Kristina Adams is an author of fiction and nonfiction, writing and productivity blogger, and occasional poet. She has a BA in Creative Writing from the University of Derby and an MA in Creative Writing from Nottingham Trent University. When she's not writing she's reading, baking, or finding other ways to destroy the kitchen.

Her latest book, Productivity for Writers, is out now.


  • 6th March, 2018 at 21:39
    Alessandro Tinchini

    You exposed a topic I’ve been thinking about a lot recently. Well, what writer haven’t and doesn’t? I am writing two books which I plan of publishing in the near future and one is suitable for traditional publishing, while the other, a memoir, is more apt to be self-published.
    But that’s not what I want to talk about.

    I read about Amazon algorithms and, thanks to a blog post on The Creative Penn, which you cite at the beginning of your article, I saw what people look at the most when searching books on Amazon. That’d be the cover, the description and, as I recall, the “People also bought…” section.

    I also read an article once, written by a fellow writer on Medium.com, which explained the technical path to make a book a bestseller on Amazon and I was simply flabbergasted (yeah, I hadn’t used this word in a while) by the absurdity and the stunning and horrid simplicity of that method.

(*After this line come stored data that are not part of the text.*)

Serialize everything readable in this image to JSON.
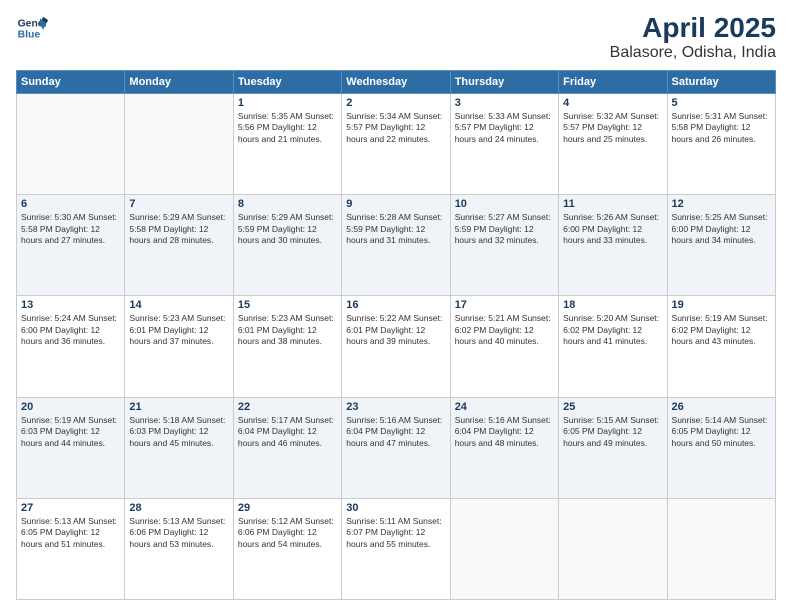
{
  "logo": {
    "line1": "General",
    "line2": "Blue"
  },
  "title": "April 2025",
  "subtitle": "Balasore, Odisha, India",
  "days_header": [
    "Sunday",
    "Monday",
    "Tuesday",
    "Wednesday",
    "Thursday",
    "Friday",
    "Saturday"
  ],
  "weeks": [
    [
      {
        "num": "",
        "text": ""
      },
      {
        "num": "",
        "text": ""
      },
      {
        "num": "1",
        "text": "Sunrise: 5:35 AM\nSunset: 5:56 PM\nDaylight: 12 hours\nand 21 minutes."
      },
      {
        "num": "2",
        "text": "Sunrise: 5:34 AM\nSunset: 5:57 PM\nDaylight: 12 hours\nand 22 minutes."
      },
      {
        "num": "3",
        "text": "Sunrise: 5:33 AM\nSunset: 5:57 PM\nDaylight: 12 hours\nand 24 minutes."
      },
      {
        "num": "4",
        "text": "Sunrise: 5:32 AM\nSunset: 5:57 PM\nDaylight: 12 hours\nand 25 minutes."
      },
      {
        "num": "5",
        "text": "Sunrise: 5:31 AM\nSunset: 5:58 PM\nDaylight: 12 hours\nand 26 minutes."
      }
    ],
    [
      {
        "num": "6",
        "text": "Sunrise: 5:30 AM\nSunset: 5:58 PM\nDaylight: 12 hours\nand 27 minutes."
      },
      {
        "num": "7",
        "text": "Sunrise: 5:29 AM\nSunset: 5:58 PM\nDaylight: 12 hours\nand 28 minutes."
      },
      {
        "num": "8",
        "text": "Sunrise: 5:29 AM\nSunset: 5:59 PM\nDaylight: 12 hours\nand 30 minutes."
      },
      {
        "num": "9",
        "text": "Sunrise: 5:28 AM\nSunset: 5:59 PM\nDaylight: 12 hours\nand 31 minutes."
      },
      {
        "num": "10",
        "text": "Sunrise: 5:27 AM\nSunset: 5:59 PM\nDaylight: 12 hours\nand 32 minutes."
      },
      {
        "num": "11",
        "text": "Sunrise: 5:26 AM\nSunset: 6:00 PM\nDaylight: 12 hours\nand 33 minutes."
      },
      {
        "num": "12",
        "text": "Sunrise: 5:25 AM\nSunset: 6:00 PM\nDaylight: 12 hours\nand 34 minutes."
      }
    ],
    [
      {
        "num": "13",
        "text": "Sunrise: 5:24 AM\nSunset: 6:00 PM\nDaylight: 12 hours\nand 36 minutes."
      },
      {
        "num": "14",
        "text": "Sunrise: 5:23 AM\nSunset: 6:01 PM\nDaylight: 12 hours\nand 37 minutes."
      },
      {
        "num": "15",
        "text": "Sunrise: 5:23 AM\nSunset: 6:01 PM\nDaylight: 12 hours\nand 38 minutes."
      },
      {
        "num": "16",
        "text": "Sunrise: 5:22 AM\nSunset: 6:01 PM\nDaylight: 12 hours\nand 39 minutes."
      },
      {
        "num": "17",
        "text": "Sunrise: 5:21 AM\nSunset: 6:02 PM\nDaylight: 12 hours\nand 40 minutes."
      },
      {
        "num": "18",
        "text": "Sunrise: 5:20 AM\nSunset: 6:02 PM\nDaylight: 12 hours\nand 41 minutes."
      },
      {
        "num": "19",
        "text": "Sunrise: 5:19 AM\nSunset: 6:02 PM\nDaylight: 12 hours\nand 43 minutes."
      }
    ],
    [
      {
        "num": "20",
        "text": "Sunrise: 5:19 AM\nSunset: 6:03 PM\nDaylight: 12 hours\nand 44 minutes."
      },
      {
        "num": "21",
        "text": "Sunrise: 5:18 AM\nSunset: 6:03 PM\nDaylight: 12 hours\nand 45 minutes."
      },
      {
        "num": "22",
        "text": "Sunrise: 5:17 AM\nSunset: 6:04 PM\nDaylight: 12 hours\nand 46 minutes."
      },
      {
        "num": "23",
        "text": "Sunrise: 5:16 AM\nSunset: 6:04 PM\nDaylight: 12 hours\nand 47 minutes."
      },
      {
        "num": "24",
        "text": "Sunrise: 5:16 AM\nSunset: 6:04 PM\nDaylight: 12 hours\nand 48 minutes."
      },
      {
        "num": "25",
        "text": "Sunrise: 5:15 AM\nSunset: 6:05 PM\nDaylight: 12 hours\nand 49 minutes."
      },
      {
        "num": "26",
        "text": "Sunrise: 5:14 AM\nSunset: 6:05 PM\nDaylight: 12 hours\nand 50 minutes."
      }
    ],
    [
      {
        "num": "27",
        "text": "Sunrise: 5:13 AM\nSunset: 6:05 PM\nDaylight: 12 hours\nand 51 minutes."
      },
      {
        "num": "28",
        "text": "Sunrise: 5:13 AM\nSunset: 6:06 PM\nDaylight: 12 hours\nand 53 minutes."
      },
      {
        "num": "29",
        "text": "Sunrise: 5:12 AM\nSunset: 6:06 PM\nDaylight: 12 hours\nand 54 minutes."
      },
      {
        "num": "30",
        "text": "Sunrise: 5:11 AM\nSunset: 6:07 PM\nDaylight: 12 hours\nand 55 minutes."
      },
      {
        "num": "",
        "text": ""
      },
      {
        "num": "",
        "text": ""
      },
      {
        "num": "",
        "text": ""
      }
    ]
  ]
}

    Now your article comes along and while I admit that little out of it is novelty to me, you convinced me of one thing; algorithms killed writing.
    Yes, because that’s what you are talking about. Let alone the work one has to go through in order to have their book published, be it traditionally and self-published (and all authors are aware of this, at many levels) but once the book is out there, the author has to dance his/her way through marketing laws dictated by engines and publishing laws that guarantee nothing.

    Whatever happened to the art? Is good, excellent writing worth nothing at all?

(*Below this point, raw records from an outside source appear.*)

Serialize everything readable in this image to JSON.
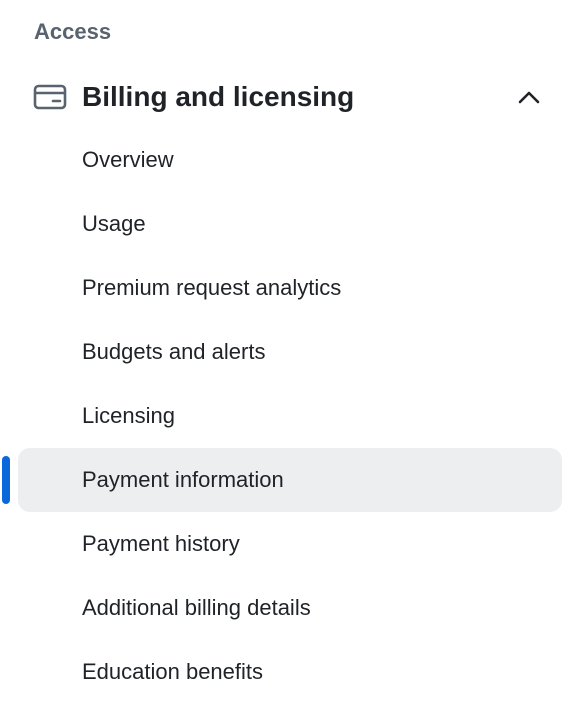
{
  "section": {
    "heading": "Access"
  },
  "group": {
    "title": "Billing and licensing",
    "icon": "credit-card-icon",
    "expanded": true,
    "toggle_icon": "chevron-up-icon"
  },
  "items": [
    {
      "label": "Overview",
      "active": false
    },
    {
      "label": "Usage",
      "active": false
    },
    {
      "label": "Premium request analytics",
      "active": false
    },
    {
      "label": "Budgets and alerts",
      "active": false
    },
    {
      "label": "Licensing",
      "active": false
    },
    {
      "label": "Payment information",
      "active": true
    },
    {
      "label": "Payment history",
      "active": false
    },
    {
      "label": "Additional billing details",
      "active": false
    },
    {
      "label": "Education benefits",
      "active": false
    }
  ],
  "colors": {
    "accent": "#0969da",
    "active_background": "#eceef0",
    "heading_text": "#59636e",
    "text": "#1f2328"
  }
}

    I am asking rethoric questions, but you get the point.

    Besides, it is a good thing that, alongside giants like Amazon and the infinite army of small, independent publishers and self-publishing services, there are realities like Medium, where authors can really express themselves and earn money to do it. I don’d doubt that successful Medium writers earn more money than fiction writers who self- and/or traditionally publish their work on Amazon.

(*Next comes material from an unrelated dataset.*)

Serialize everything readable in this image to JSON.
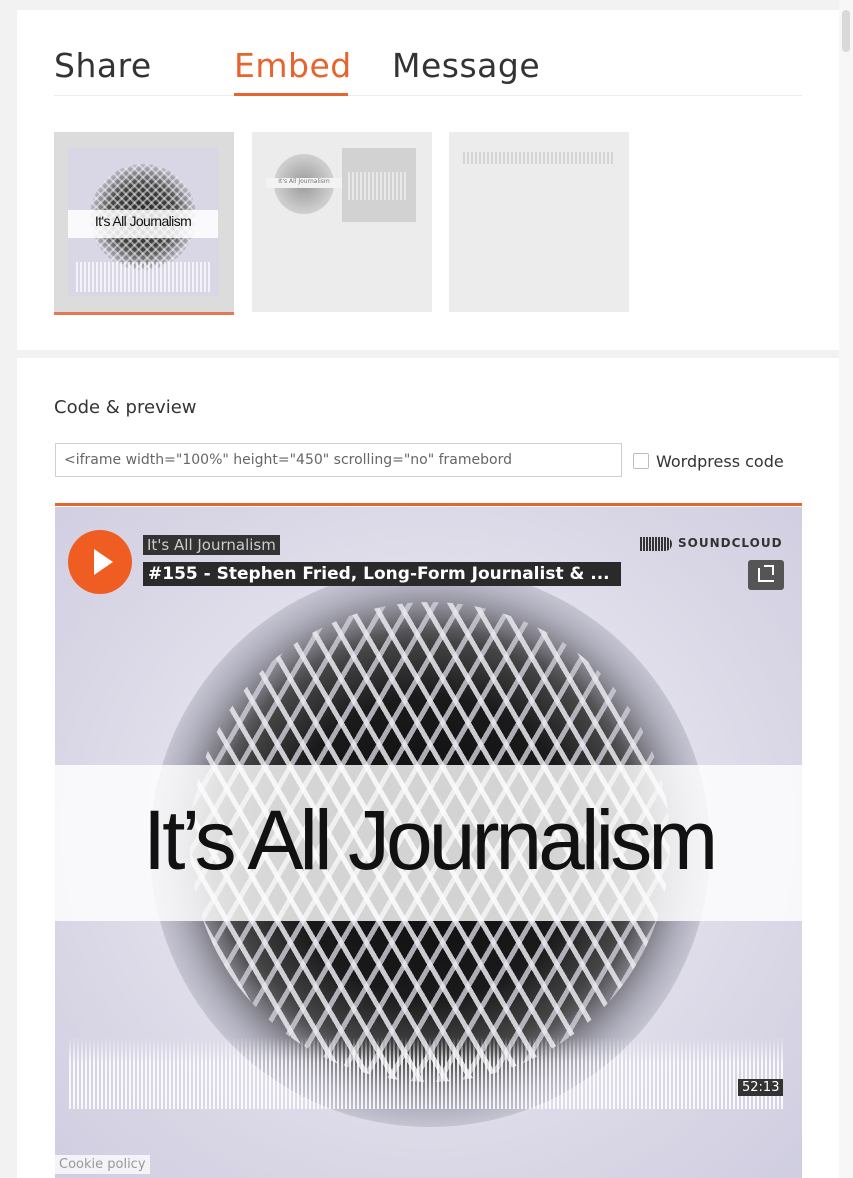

    • 7th March, 2018 at 15:04

      That’s an interesting way of looking at things, Alessandro. I’m not sure I agree, though – publishing has always been a competitive industry. Even before the internet authors still needed to find ways to stand out from their competition.

      Marketing departments had to work out which section of a shop or library a book fitted into best, and picking the wrong one could kill a book’s sales (and indeed, still can), just as quickly as an algorithm. The only difference now is that people can search for the books they want online, meaning that it’s easier to find lesser-known books and authors.

      Before the days of internet and TV, authors reached more people with book tours. These are still used, but mostly by already well-known and traditionally published authors because they’re a big cost (and risk) to publishers. For lesser-known authors book tours aren’t the best way to get the word out any more: the internet is.

      Marketing has always made the world go ’round, it’s just that we’re more aware of it and marketers are having to become increasingly creative in order to stand out.

      I can’t comment on how much writers on Medium make (it’s not an avenue I’ve explored myself yet), but given how small the margins are in book publishing, it wouldn’t surprise me.